Square’s Gross Margin
The fast growing [subscription] business is 45% of SQ and at about 71% gross margin. The transaction based business is only growing at 29% and has only 37% margin.

I also initially calculated the gross margin of the transaction business at 37%, just like you did. But then I was told to use Adjusted Revenue, not Total Net Revenue to calculate that number. So let’s take a look at the latest Shareholder Letter at…

As per the above, total 1Q 2019 adjusted revenue was $469M (page 7), and gross profit was $397M (page 16). So Adjusted Gross Margin seems to be 397/469 = 84.6%. And Adjusted Revenue grew 59% YoY (49% if you exclude the Weebly acquisition).

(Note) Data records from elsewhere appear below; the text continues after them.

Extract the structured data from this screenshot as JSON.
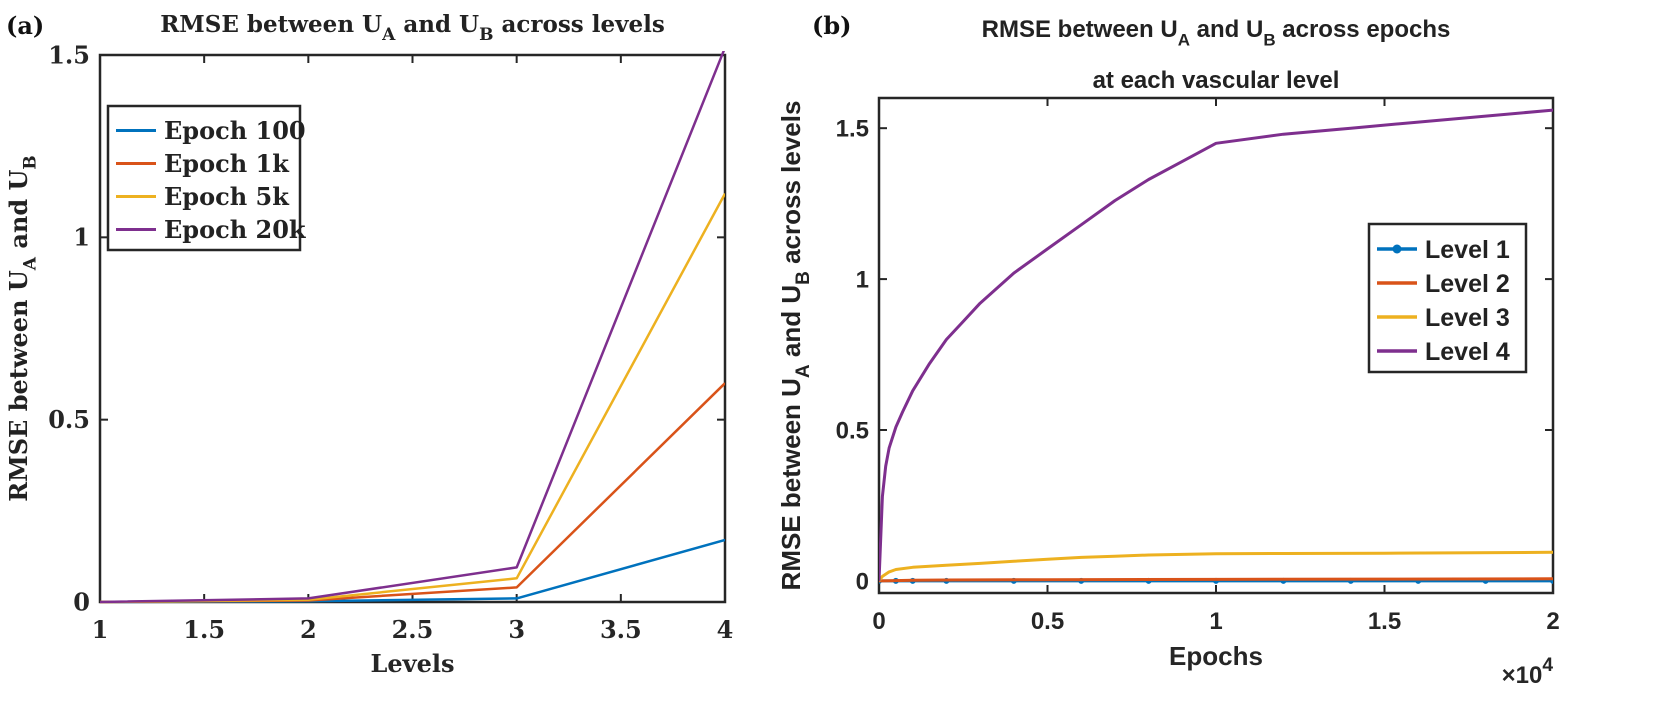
{
  "chart_data": [
    {
      "panel_label": "(a)",
      "type": "line",
      "title": {
        "pre": "RMSE between U",
        "sub1": "A",
        "mid": " and U",
        "sub2": "B",
        "post": " across levels"
      },
      "xlabel": "Levels",
      "ylabel": {
        "pre": "RMSE between U",
        "sub1": "A",
        "mid": " and U",
        "sub2": "B",
        "post": ""
      },
      "xlim": [
        1,
        4
      ],
      "ylim": [
        0,
        1.5
      ],
      "xticks": [
        1,
        1.5,
        2,
        2.5,
        3,
        3.5,
        4
      ],
      "xtick_labels": [
        "1",
        "1.5",
        "2",
        "2.5",
        "3",
        "3.5",
        "4"
      ],
      "yticks": [
        0,
        0.5,
        1,
        1.5
      ],
      "ytick_labels": [
        "0",
        "0.5",
        "1",
        "1.5"
      ],
      "grid": false,
      "legend_position": "upper-left",
      "x": [
        1,
        2,
        3,
        4
      ],
      "series": [
        {
          "name": "Epoch 100",
          "color": "#0072BD",
          "values": [
            0,
            0.002,
            0.01,
            0.17
          ]
        },
        {
          "name": "Epoch 1k",
          "color": "#D95319",
          "values": [
            0,
            0.004,
            0.04,
            0.6
          ]
        },
        {
          "name": "Epoch 5k",
          "color": "#EDB120",
          "values": [
            0,
            0.006,
            0.065,
            1.12
          ]
        },
        {
          "name": "Epoch 20k",
          "color": "#7E2F8E",
          "values": [
            0,
            0.01,
            0.095,
            1.52
          ]
        }
      ]
    },
    {
      "panel_label": "(b)",
      "type": "line",
      "title": {
        "pre": "RMSE between U",
        "sub1": "A",
        "mid": " and U",
        "sub2": "B",
        "post": " across epochs"
      },
      "title_line2": "at each vascular level",
      "xlabel": "Epochs",
      "x_multiplier": {
        "base": "×10",
        "exp": "4"
      },
      "ylabel": {
        "pre": "RMSE between U",
        "sub1": "A",
        "mid": " and U",
        "sub2": "B",
        "post": " across levels"
      },
      "xlim": [
        0,
        20000
      ],
      "ylim": [
        -0.04,
        1.6
      ],
      "xticks": [
        0,
        5000,
        10000,
        15000,
        20000
      ],
      "xtick_labels": [
        "0",
        "0.5",
        "1",
        "1.5",
        "2"
      ],
      "yticks": [
        0,
        0.5,
        1,
        1.5
      ],
      "ytick_labels": [
        "0",
        "0.5",
        "1",
        "1.5"
      ],
      "grid": false,
      "legend_position": "right",
      "series": [
        {
          "name": "Level 1",
          "color": "#0072BD",
          "marker": "dot",
          "x": [
            0,
            500,
            1000,
            2000,
            4000,
            6000,
            8000,
            10000,
            12000,
            14000,
            16000,
            18000,
            20000
          ],
          "values": [
            0,
            0,
            0,
            0,
            0,
            0,
            0,
            0,
            0,
            0,
            0,
            0,
            0
          ]
        },
        {
          "name": "Level 2",
          "color": "#D95319",
          "x": [
            0,
            500,
            1000,
            2000,
            5000,
            10000,
            15000,
            20000
          ],
          "values": [
            0,
            0.001,
            0.002,
            0.003,
            0.004,
            0.005,
            0.006,
            0.007
          ]
        },
        {
          "name": "Level 3",
          "color": "#EDB120",
          "x": [
            0,
            100,
            300,
            500,
            1000,
            2000,
            3000,
            4000,
            5000,
            6000,
            7000,
            8000,
            9000,
            10000,
            12000,
            15000,
            20000
          ],
          "values": [
            0,
            0.015,
            0.03,
            0.038,
            0.045,
            0.052,
            0.058,
            0.065,
            0.072,
            0.078,
            0.082,
            0.086,
            0.088,
            0.09,
            0.091,
            0.092,
            0.095
          ]
        },
        {
          "name": "Level 4",
          "color": "#7E2F8E",
          "x": [
            0,
            100,
            200,
            300,
            500,
            700,
            1000,
            1500,
            2000,
            2500,
            3000,
            4000,
            5000,
            6000,
            7000,
            8000,
            9000,
            10000,
            12000,
            14000,
            16000,
            18000,
            20000
          ],
          "values": [
            0,
            0.28,
            0.38,
            0.44,
            0.51,
            0.56,
            0.63,
            0.72,
            0.8,
            0.86,
            0.92,
            1.02,
            1.1,
            1.18,
            1.26,
            1.33,
            1.39,
            1.45,
            1.48,
            1.5,
            1.52,
            1.54,
            1.56
          ]
        }
      ]
    }
  ]
}
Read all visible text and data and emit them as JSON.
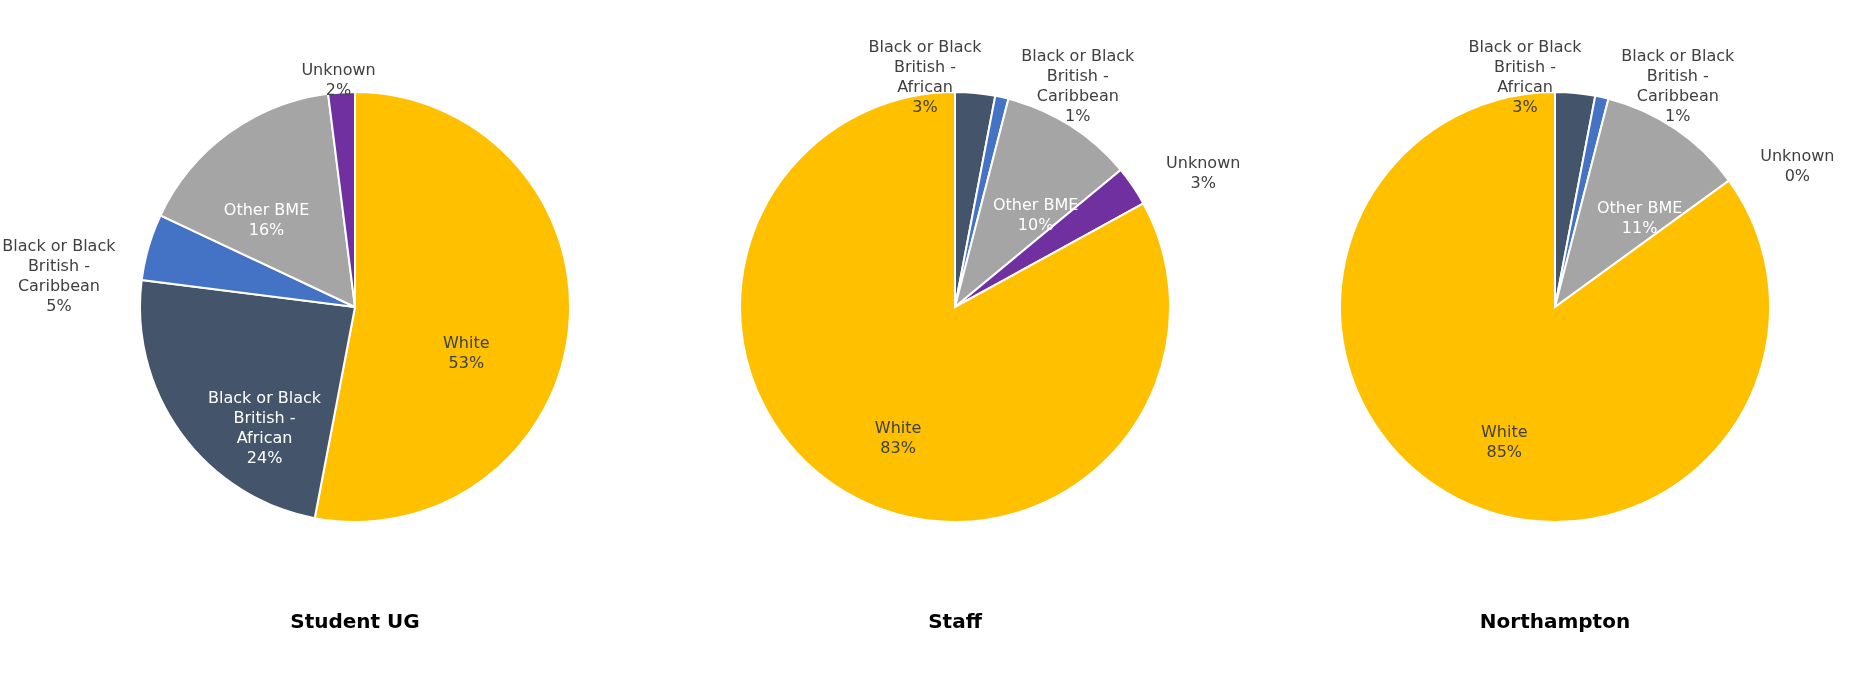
{
  "chart_data": [
    {
      "type": "pie",
      "title": "Student UG",
      "categories": [
        "White",
        "Black or Black British - African",
        "Black or Black British - Caribbean",
        "Other BME",
        "Unknown"
      ],
      "values": [
        53,
        24,
        5,
        16,
        2
      ],
      "colors": [
        "#ffc000",
        "#44546a",
        "#4472c4",
        "#a5a5a5",
        "#7030a0"
      ],
      "value_labels": [
        "53%",
        "24%",
        "5%",
        "16%",
        "2%"
      ]
    },
    {
      "type": "pie",
      "title": "Staff",
      "categories": [
        "Black or Black British - African",
        "Black or Black British - Caribbean",
        "Other BME",
        "Unknown",
        "White"
      ],
      "values": [
        3,
        1,
        10,
        3,
        83
      ],
      "colors": [
        "#44546a",
        "#4472c4",
        "#a5a5a5",
        "#7030a0",
        "#ffc000"
      ],
      "value_labels": [
        "3%",
        "1%",
        "10%",
        "3%",
        "83%"
      ]
    },
    {
      "type": "pie",
      "title": "Northampton",
      "categories": [
        "Black or Black British - African",
        "Black or Black British - Caribbean",
        "Other BME",
        "Unknown",
        "White"
      ],
      "values": [
        3,
        1,
        11,
        0,
        85
      ],
      "colors": [
        "#44546a",
        "#4472c4",
        "#a5a5a5",
        "#7030a0",
        "#ffc000"
      ],
      "value_labels": [
        "3%",
        "1%",
        "11%",
        "0%",
        "85%"
      ]
    }
  ]
}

The reason I’m holding on to SQ is that I think both these gross margin and growth rate numbers are quite high, and Square seems to be building a rich ecosystem of services for their customers. Also encouraging is that larger customers (not Mom and Pops) accounted for 51% (and growing) of their Gross Payment Volume.



If you have “blended (revenue) growth,” wouldn’t it be simpler to work with “gross profit growth” which “blends” not just disparate revenue but also disparate gross margins?

IMO, while numbers are important, excess detail just muddles things. Like I said, JMO.

Denny Schlesinger


Hi Ron,

I am reaching the same conclusion and holding SQ for another quarter.
While I agree with sentiment in general that when the market is “this good”, SQ price languishing is concerning, we all know that market is not efficient and this does look like an opportunity to me.
I will wait for market to start recognize SQ value before I add more, but I am more than comfortable keeping my current holding even if SQ stays flat in this market.